In praise of: Moonlight (dir. Barry Jenkins)

Walking through the métro, the word came to my mind and repeated itself, as if insisting to be known until I recognised it: tenderness. That now celebrated scene where the man cradles the boy - a black American Pietà – against the nineteenth century inkiness of the Atlantic Ocean.

In this scene where the man and child are one: ‘I hated my mother, too’ (and the camera shoots from below, as if we are there, with them, watching from a close distance).

And then the tiny child, tenderly, carefully carrying an over-sized pot full of boiling water, which rumbles acoustically into the bath, surrounded by cracked tiles. His arms are so thin, as if he were the vulnerable child, forever outside your protection (the child that haunts my nightmares, any mother’s nightmares). The child you cannot keep safe.

Or the back of the battered teenage boy’s neck as he submerges himself in the water to stem the bleeding. Blood stuck with white paper from injuries inflicted by another who had expressed love for him the night before (quietly, shyly without words in front of the ocean).

To speak about this film, there are choices.

Like so many others, I was deeply affected by Barry Jenkins’ film, Moonlight.

At times, it was as if something turned inside me. In those moments, I couldn’t help but bring the story back to me and my life. That child could be my son, hiding out there (in the darkened room). Even though they share nothing at all, other than their age.

The teenager, awkwardly carrying his books close to his chest in a pathetic protective gesture, reminded me of someone I used to know (who, though many years older, could be his brother). Even though they share nothing at all, other than a fleeting expression on their faces. 

Often the most affecting scenes in Moonlight were left under-developed. Take, for example, the moment when Little dances at an after-school class. The camera is positioned so we can only see glimpses of his happiness, the bodies of other children obscuring the child’s movements.

In the hands of a lesser artist, this moment could have been ‘transformative’ – the moment when Little finally realises what it is to be free. Instead, here, we can barely see the dancing child, hidden by the moving bodies of anonymous others. 
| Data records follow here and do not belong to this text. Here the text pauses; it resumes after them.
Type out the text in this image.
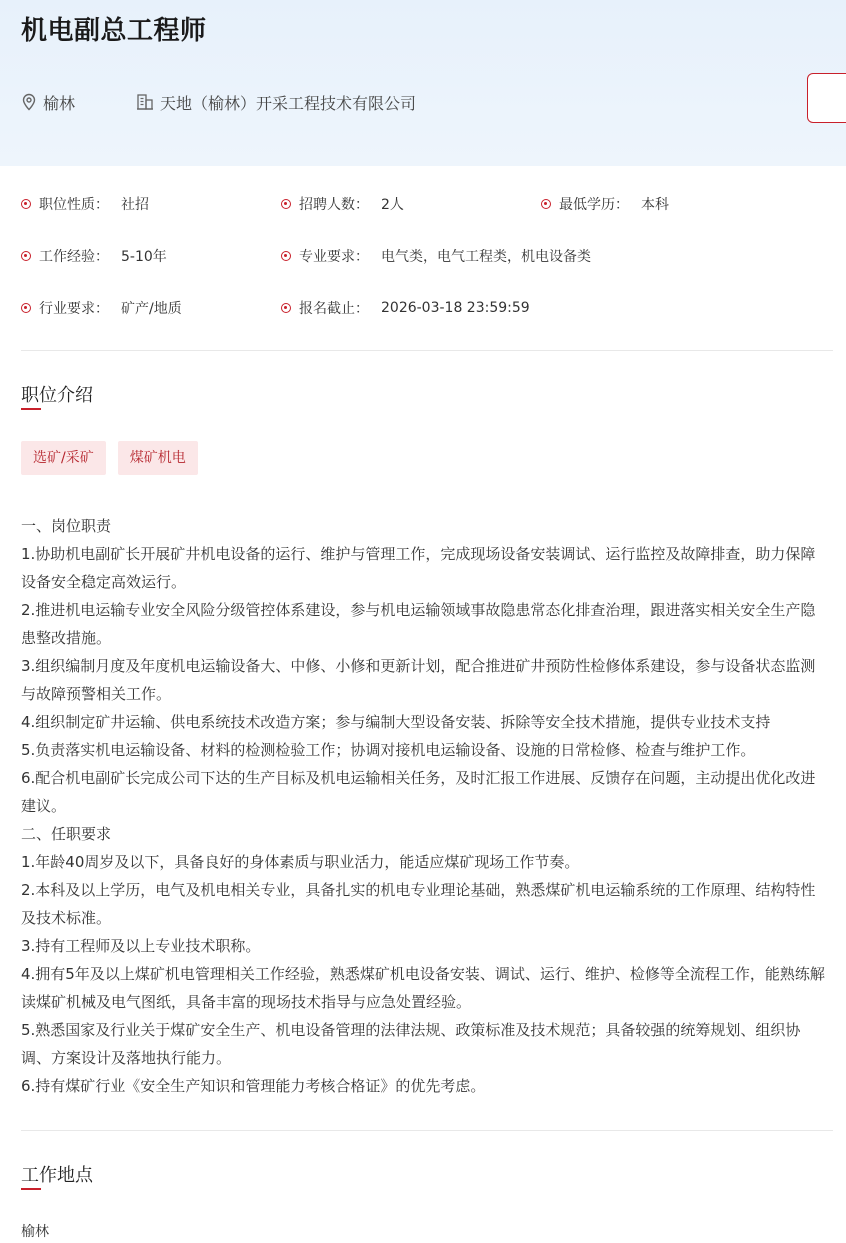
机电副总工程师
榆林	天地（榆林）开采工程技术有限公司
职位性质： 社招	招聘人数： 2人	最低学历： 本科
工作经验： 5-10年	专业要求： 电气类，电气工程类，机电设备类
行业要求： 矿产/地质	报名截止： 2026-03-18 23:59:59
职位介绍
选矿/采矿	煤矿机电
一、岗位职责
1.协助机电副矿长开展矿井机电设备的运行、维护与管理工作，完成现场设备安装调试、运行监控及故障排查，助力保障设备安全稳定高效运行。
2.推进机电运输专业安全风险分级管控体系建设，参与机电运输领域事故隐患常态化排查治理，跟进落实相关安全生产隐患整改措施。
3.组织编制月度及年度机电运输设备大、中修、小修和更新计划，配合推进矿井预防性检修体系建设，参与设备状态监测与故障预警相关工作。
4.组织制定矿井运输、供电系统技术改造方案；参与编制大型设备安装、拆除等安全技术措施，提供专业技术支持
5.负责落实机电运输设备、材料的检测检验工作；协调对接机电运输设备、设施的日常检修、检查与维护工作。
6.配合机电副矿长完成公司下达的生产目标及机电运输相关任务，及时汇报工作进展、反馈存在问题，主动提出优化改进建议。
二、任职要求
1.年龄40周岁及以下，具备良好的身体素质与职业活力，能适应煤矿现场工作节奏。
2.本科及以上学历，电气及机电相关专业，具备扎实的机电专业理论基础，熟悉煤矿机电运输系统的工作原理、结构特性及技术标准。
3.持有工程师及以上专业技术职称。
4.拥有5年及以上煤矿机电管理相关工作经验，熟悉煤矿机电设备安装、调试、运行、维护、检修等全流程工作，能熟练解读煤矿机械及电气图纸，具备丰富的现场技术指导与应急处置经验。
5.熟悉国家及行业关于煤矿安全生产、机电设备管理的法律法规、政策标准及技术规范；具备较强的统筹规划、组织协调、方案设计及落地执行能力。
6.持有煤矿行业《安全生产知识和管理能力考核合格证》的优先考虑。
工作地点
榆林
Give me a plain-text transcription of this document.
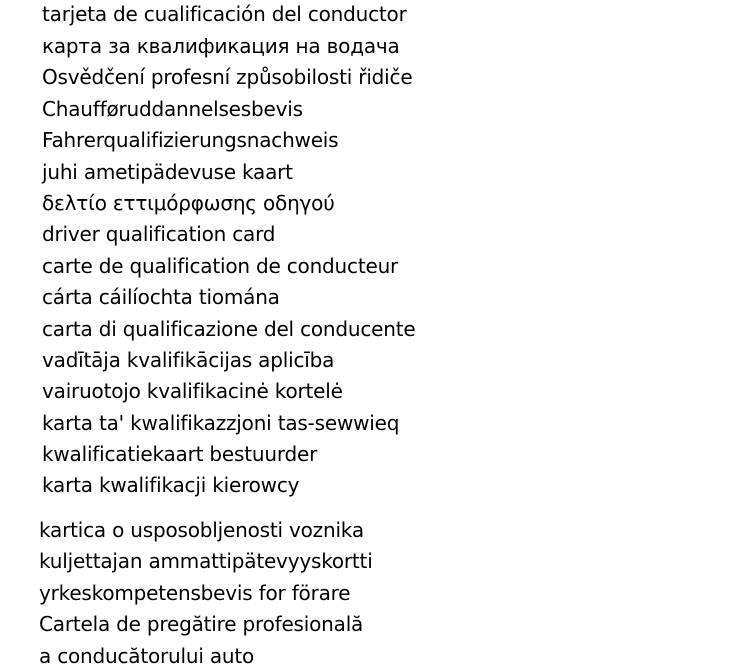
tarjeta de cualificación del conductor
карта за квалификация на водача
Osvědčení profesní způsobilosti řidiče
Chaufføruddannelsesbevis
Fahrerqualifizierungsnachweis
juhi ametipädevuse kaart
δελτίο εττιμόρφωσης οδηγού
driver qualification card
carte de qualification de conducteur
cárta cáilíochta tiomána
carta di qualificazione del conducente
vadītāja kvalifikācijas aplicība
vairuotojo kvalifikacinė kortelė
karta ta' kwalifikazzjoni tas-sewwieq
kwalificatiekaart bestuurder
karta kwalifikacji kierowcy
kartica o usposobljenosti voznika
kuljettajan ammattipätevyyskortti
yrkeskompetensbevis for förare
Cartela de pregătire profesională
a conducătorului auto
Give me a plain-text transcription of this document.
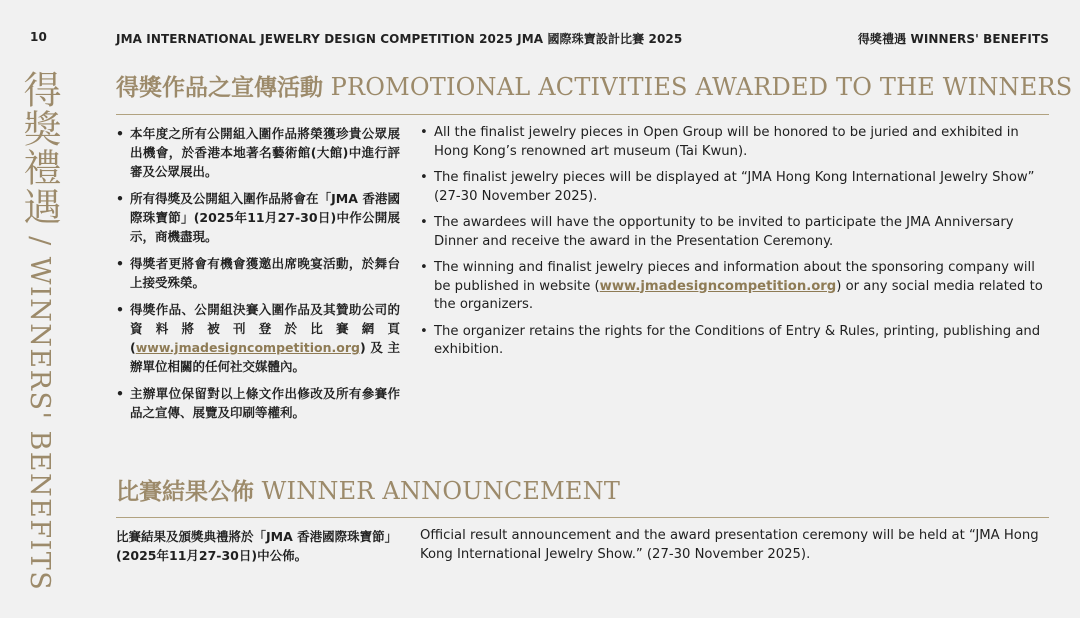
10	JMA INTERNATIONAL JEWELRY DESIGN COMPETITION 2025 JMA 國際珠寶設計比賽 2025	得獎禮遇 WINNERS' BENEFITS
得獎禮遇 / WINNERS' BENEFITS
得獎作品之宣傳活動 PROMOTIONAL ACTIVITIES AWARDED TO THE WINNERS
• 本年度之所有公開組入圍作品將榮獲珍貴公眾展出機會，於香港本地著名藝術館(大館)中進行評審及公眾展出。
• 所有得獎及公開組入圍作品將會在「JMA 香港國際珠寶節」(2025年11月27-30日)中作公開展示，商機盡現。
• 得獎者更將會有機會獲邀出席晚宴活動，於舞台上接受殊榮。
• 得獎作品、公開組決賽入圍作品及其贊助公司的資料將被刊登於比賽網頁(www.jmadesigncompetition.org)及主辦單位相關的任何社交媒體內。
• 主辦單位保留對以上條文作出修改及所有參賽作品之宣傳、展覽及印刷等權利。
• All the finalist jewelry pieces in Open Group will be honored to be juried and exhibited in Hong Kong’s renowned art museum (Tai Kwun).
• The finalist jewelry pieces will be displayed at “JMA Hong Kong International Jewelry Show” (27-30 November 2025).
• The awardees will have the opportunity to be invited to participate the JMA Anniversary Dinner and receive the award in the Presentation Ceremony.
• The winning and finalist jewelry pieces and information about the sponsoring company will be published in website (www.jmadesigncompetition.org) or any social media related to the organizers.
• The organizer retains the rights for the Conditions of Entry & Rules, printing, publishing and exhibition.
比賽結果公佈 WINNER ANNOUNCEMENT
比賽結果及頒獎典禮將於「JMA 香港國際珠寶節」(2025年11月27-30日)中公佈。
Official result announcement and the award presentation ceremony will be held at “JMA Hong Kong International Jewelry Show.” (27-30 November 2025).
The portrayal of Chiron’s mother (played by Naomie Harris) is another source of interest for me. Another more literal director would have dutifully provided the back-story, listed the various traumas that led her to neglect her son and become an addict, Jenkins refuses to do this. And this refusal makes this film political, while also making it true.  

Jenkins understands the power of bringing attention back to the filming process itself and this was why I wasn’t surprised to read that his favourite film director is Claire Denis – the great artist of contemporary French cinema who infuses her films with an intense corporeality (and sensuality) making the creation of cinema seem to be ‘physical work’ – never natural …

At the beginning, when Little is trying to escape his persecutors the camera moves raggedly behind him, hand-held as if forcing us to feel something of the terror of the little boy, so desperate to escape. (But as we are behind him, we are unable to see his face).

Arguments could be made about the politics behind this; the way women (and perhaps film directors who don’t fit the typical mould) understand that the act of seeing, and being seen, is never neutral. It is embodied, it is enacted. Arguments could be made.

Jenkins’ other cited reference is the Hong Kong auteur Wong Kar-wai.

Knowing this, that final scene between the adult men, after a long separation, takes on nuances carried in memories from other cinematic love stories set in Hong Kong, in Buenos Aires ... The debt lies not just in Jenkins’ act of homage to the Wong Kar-wai aesthetic, but also his awareness of how powerful unspoken emotion can be (as the essence of a romantic sensibility as portrayed in art).   

Remember that lingering shot on Kevin’s face in the diner where the colour of the wall echoes the colour of the man’s skin and the way the camera just rests there for longer than expected, gently. The expression of Kevin’s face is full of emotion, but we are aware that he is being seen.

Or the fact that it was a sugary song from a jukebox that was put forward as the reason for the late-night phone call that forced Black to wake.